She comments: “We know that extreme temperatures impact human health and well-being. Yet, very little empirical evidence exists on what determines human resilience, both in general and in relation to specified extreme temperatures. This study addresses this serious gap in knowledge by developing a general resilience index and qualitative assessments of specified resilience to extreme temperatures. The findings reveal that believing threats, for example, extreme temperatures are structured and ordered, perceiving that assets are available to respond to them, and feeling it is worth responding are sources of resilience.”

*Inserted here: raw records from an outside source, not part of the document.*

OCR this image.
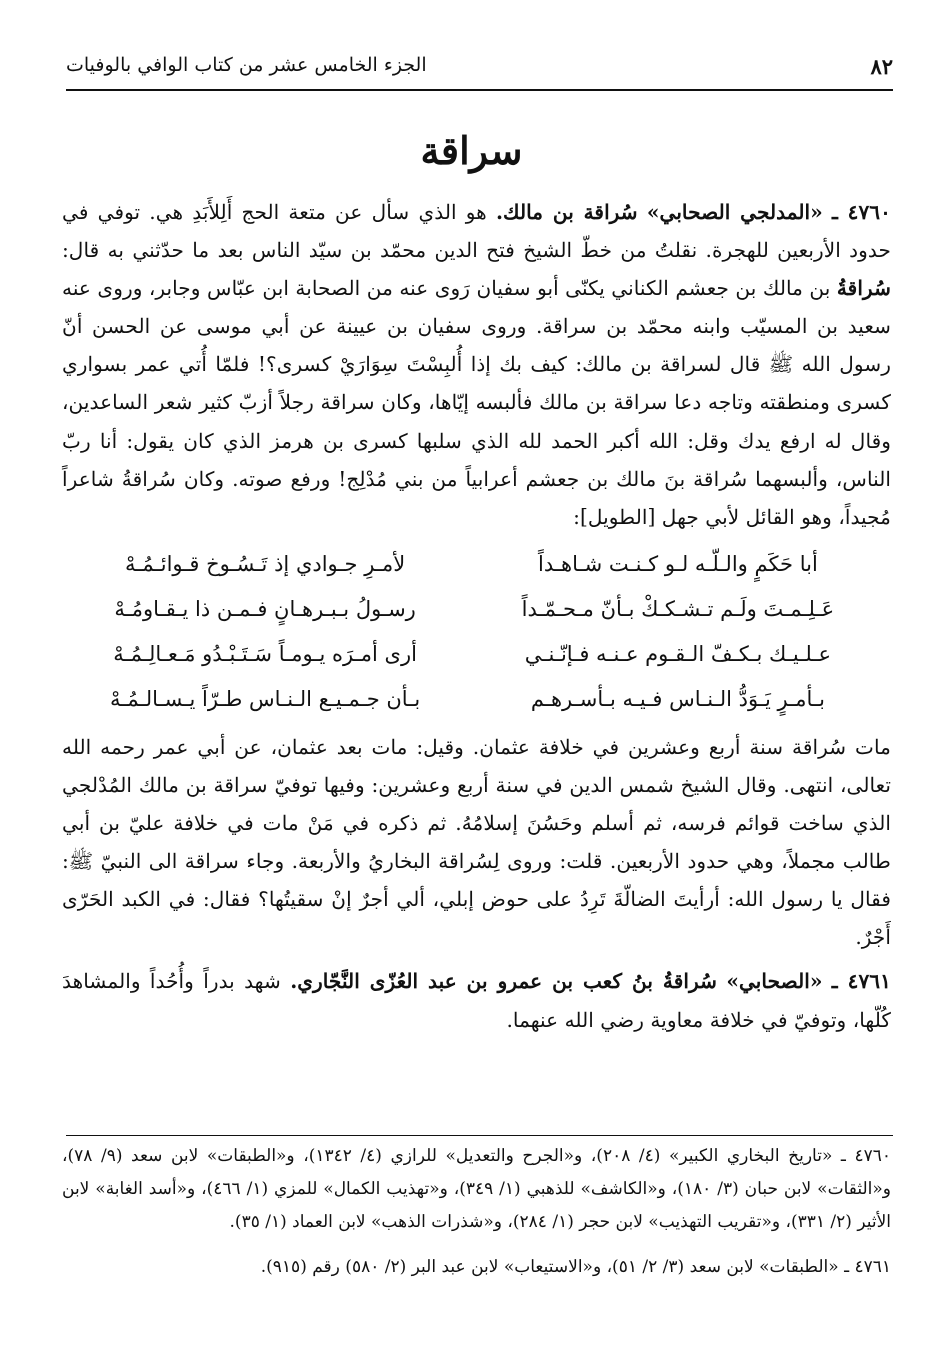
٨٢
الجزء الخامس عشر من كتاب الوافي بالوفيات
سراقة

٤٧٦٠ ـ «المدلجي الصحابي» سُراقة بن مالك. هو الذي سأل عن متعة الحج أَلِلأَبَدِ هي. توفي في حدود الأربعين للهجرة. نقلتُ من خطّ الشيخ فتح الدين محمّد بن سيّد الناس بعد ما حدّثني به قال: سُراقةُ بن مالك بن جعشم الكناني يكنّى أبو سفيان رَوى عنه من الصحابة ابن عبّاس وجابر، وروى عنه سعيد بن المسيّب وابنه محمّد بن سراقة. وروى سفيان بن عيينة عن أبي موسى عن الحسن أنّ رسول الله ﷺ قال لسراقة بن مالك: كيف بك إذا أُلبِسْتَ سِوَارَيْ كسرى؟! فلمّا أُتي عمر بسواري كسرى ومنطقته وتاجه دعا سراقة بن مالك فألبسه إيّاها، وكان سراقة رجلاً أزبّ كثير شعر الساعدين، وقال له ارفع يدك وقل: الله أكبر الحمد لله الذي سلبها كسرى بن هرمز الذي كان يقول: أنا ربّ الناس، وألبسهما سُراقة بنَ مالك بن جعشم أعرابياً من بني مُدْلِج! ورفع صوته. وكان سُراقةُ شاعراً مُجيداً، وهو القائل لأبي جهل [الطويل]:

أبا حَكَمٍ والـلّـه لـو كـنـت شـاهـداً
لأمـرِ جـوادي إذ تَـسُـوخ قـوائـمُـهْ
عَـلِـمـتَ ولَـم تـشـكـكْ بـأنّ مـحـمّـداً
رسـولُ بـبـرهـانٍ فـمـن ذا يـقـاومُـهْ
عـلـيـك بـكـفّ الـقـوم عـنـه فـإنّـنـي
أرى أمـرَه يـومـاً سَـتَـبْـدُو مَـعـالِـمُـهْ
بـأمـرٍ يَـوَدُّ الـنـاس فـيـه بـأسـرهـم
بـأن جـمـيـع الـنـاس طـرّاً يـسـالـمُـهْ

مات سُراقة سنة أربع وعشرين في خلافة عثمان. وقيل: مات بعد عثمان، عن أبي عمر رحمه الله تعالى، انتهى. وقال الشيخ شمس الدين في سنة أربع وعشرين: وفيها توفيّ سراقة بن مالك المُدْلجي الذي ساخت قوائم فرسه، ثم أسلم وحَسُنَ إسلامُهُ. ثم ذكره في مَنْ مات في خلافة عليّ بن أبي طالب مجملاً، وهي حدود الأربعين. قلت: وروى لِسُراقة البخاريُ والأربعة. وجاء سراقة الى النبيّ ﷺ: فقال يا رسول الله: أرأيتَ الضالّةَ تَرِدُ على حوض إبلي، ألي أجرٌ إنْ سقيتُها؟ فقال: في الكبد الحَرّى أَجْرٌ.

٤٧٦١ ـ «الصحابي» سُراقةُ بنُ كعب بن عمرو بن عبد العُزّى النَّجّاري. شهد بدراً وأُحُداً والمشاهدَ كُلّها، وتوفيّ في خلافة معاوية رضي الله عنهما.

٤٧٦٠ ـ «تاريخ البخاري الكبير» (٤/ ٢٠٨)، و«الجرح والتعديل» للرازي (٤/ ١٣٤٢)، و«الطبقات» لابن سعد (٩/ ٧٨)، و«الثقات» لابن حبان (٣/ ١٨٠)، و«الكاشف» للذهبي (١/ ٣٤٩)، و«تهذيب الكمال» للمزي (١/ ٤٦٦)، و«أسد الغابة» لابن الأثير (٢/ ٣٣١)، و«تقريب التهذيب» لابن حجر (١/ ٢٨٤)، و«شذرات الذهب» لابن العماد (١/ ٣٥).

٤٧٦١ ـ «الطبقات» لابن سعد (٣/ ٢/ ٥١)، و«الاستيعاب» لابن عبد البر (٢/ ٥٨٠) رقم (٩١٥).
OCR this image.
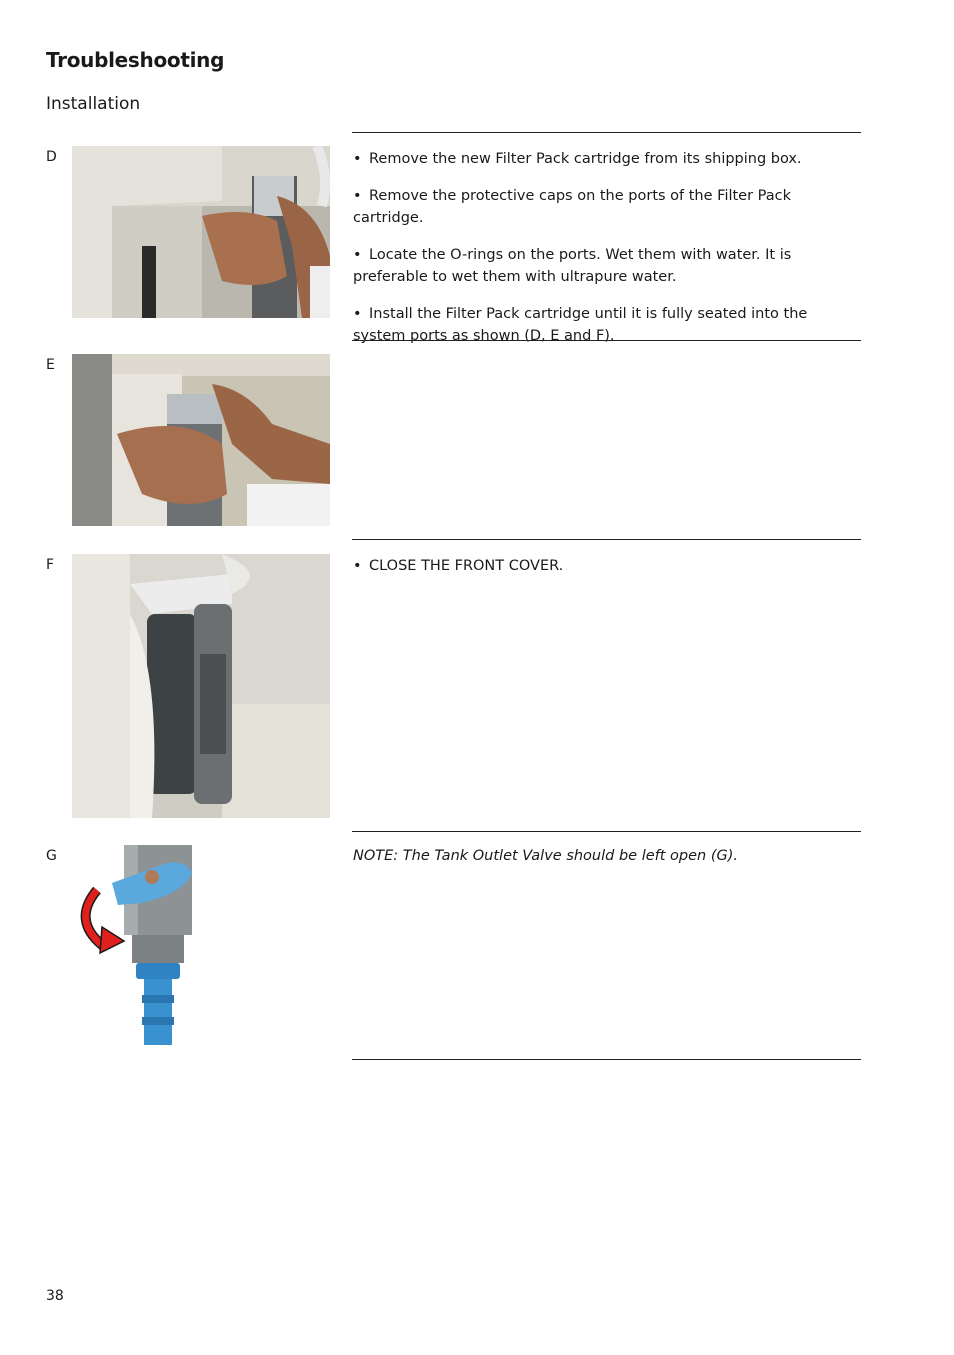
Troubleshooting
Installation
D	• Remove the new Filter Pack cartridge from its shipping box.

• Remove the protective caps on the ports of the Filter Pack cartridge.

• Locate the O-rings on the ports. Wet them with water. It is preferable to wet them with ultrapure water.

• Install the Filter Pack cartridge until it is fully seated into the system ports as shown (D, E and F).

E
F	• CLOSE THE FRONT COVER.

G	NOTE: The Tank Outlet Valve should be left open (G).

38
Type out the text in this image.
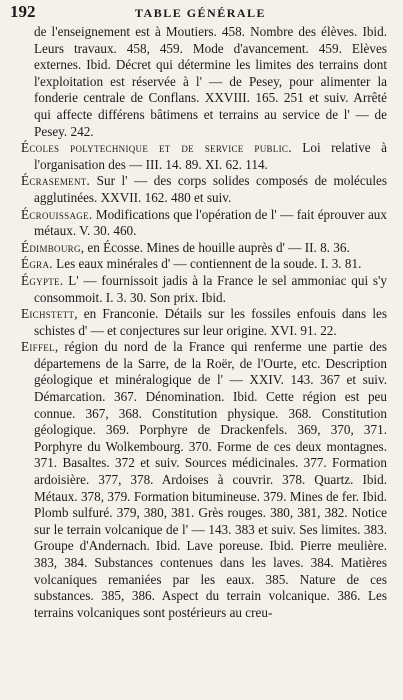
192	TABLE GÉNÉRALE

de l'enseignement est à Moutiers. 458. Nombre des élèves. Ibid. Leurs travaux. 458, 459. Mode d'avancement. 459. Elèves externes. Ibid. Décret qui détermine les limites des terrains dont l'exploitation est réservée à l' — de Pesey, pour alimenter la fonderie centrale de Conflans. XXVIII. 165. 251 et suiv. Arrêté qui affecte différens bâtimens et terrains au service de l' — de Pesey. 242.

Écoles polytechnique et de service public. Loi relative à l'organisation des — III. 14. 89. XI. 62. 114.

Écrasement. Sur l' — des corps solides composés de molécules agglutinées. XXVII. 162. 480 et suiv.

Écrouissage. Modifications que l'opération de l' — fait éprouver aux métaux. V. 30. 460.

Édimbourg, en Écosse. Mines de houille auprès d' — II. 8. 36.

Égra. Les eaux minérales d' — contiennent de la soude. I. 3. 81.

Égypte. L' — fournissoit jadis à la France le sel ammoniac qui s'y consommoit. I. 3. 30. Son prix. Ibid.

Eichstett, en Franconie. Détails sur les fossiles enfouis dans les schistes d' — et conjectures sur leur origine. XVI. 91. 22.

Eiffel, région du nord de la France qui renferme une partie des départemens de la Sarre, de la Roër, de l'Ourte, etc. Description géologique et minéralogique de l' — XXIV. 143. 367 et suiv. Démarcation. 367. Dénomination. Ibid. Cette région est peu connue. 367, 368. Constitution physique. 368. Constitution géologique. 369. Porphyre de Drackenfels. 369, 370, 371. Porphyre du Wolkembourg. 370. Forme de ces deux montagnes. 371. Basaltes. 372 et suiv. Sources médicinales. 377. Formation ardoisière. 377, 378. Ardoises à couvrir. 378. Quartz. Ibid. Métaux. 378, 379. Formation bitumineuse. 379. Mines de fer. Ibid. Plomb sulfuré. 379, 380, 381. Grès rouges. 380, 381, 382. Notice sur le terrain volcanique de l' — 143. 383 et suiv. Ses limites. 383. Groupe d'Andernach. Ibid. Lave poreuse. Ibid. Pierre meulière. 383, 384. Substances contenues dans les laves. 384. Matières volcaniques remaniées par les eaux. 385. Nature de ces substances. 385, 386. Aspect du terrain volcanique. 386. Les terrains volcaniques sont postérieurs au creu-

“Concrete policy recommendations to improve resilience could take the form of programs, plans, and actions supporting individuals to better deal with challenging life events through people or community-centered approaches and delivered ‘locally’. Opportunities for further research may include investigating the resilience of individuals and communities to different threats such as wildfires, drought, and floods, in different locations.”

Dr John Morris, Teaching Fellow in International Political Economy at PAIS, is presenting on Friday in a session on the theme of Macropolicy.

He will provide an initial appraisal of the growing consensus within the central banking community that there must be increased coordination and immediate action to address the main risks and challenges to financial stability as result of climate change, and a transition to low carbon economies.



He said: “I will argue that a call to action is welcome, but that we should think carefully about the nature of central bank interventions and how market participants respond to them. I illustrate my points by drawing on my previous research into the design and implementation of stress testing programmes. We know from past examples that the design and methodology of these tests can determine how seriously the media and financial sectors act on the results. Furthermore, and as Paul Langley and I have argued elsewhere, central bank interventions that go wrong could place climate change risk beyond the governmental reach of central banks in a contemporary financial landscape that is marked by the wholesale financial circuits of ‘shadow banks’.

Commenting on the significance of the event, Dr Morris added: “The conference is a fantastic opportunity for a range of academics to achieve critical mass in shaping policy initiatives and public opinion on a practical, just and fair transition to a sustainable economy.

“From a personal perspective, it will allow me to draw on the considerable expertise of fellow panellists as I refine the central ideas of my forthcoming book project on the limits of central banking in world of uncertainty and climate change.”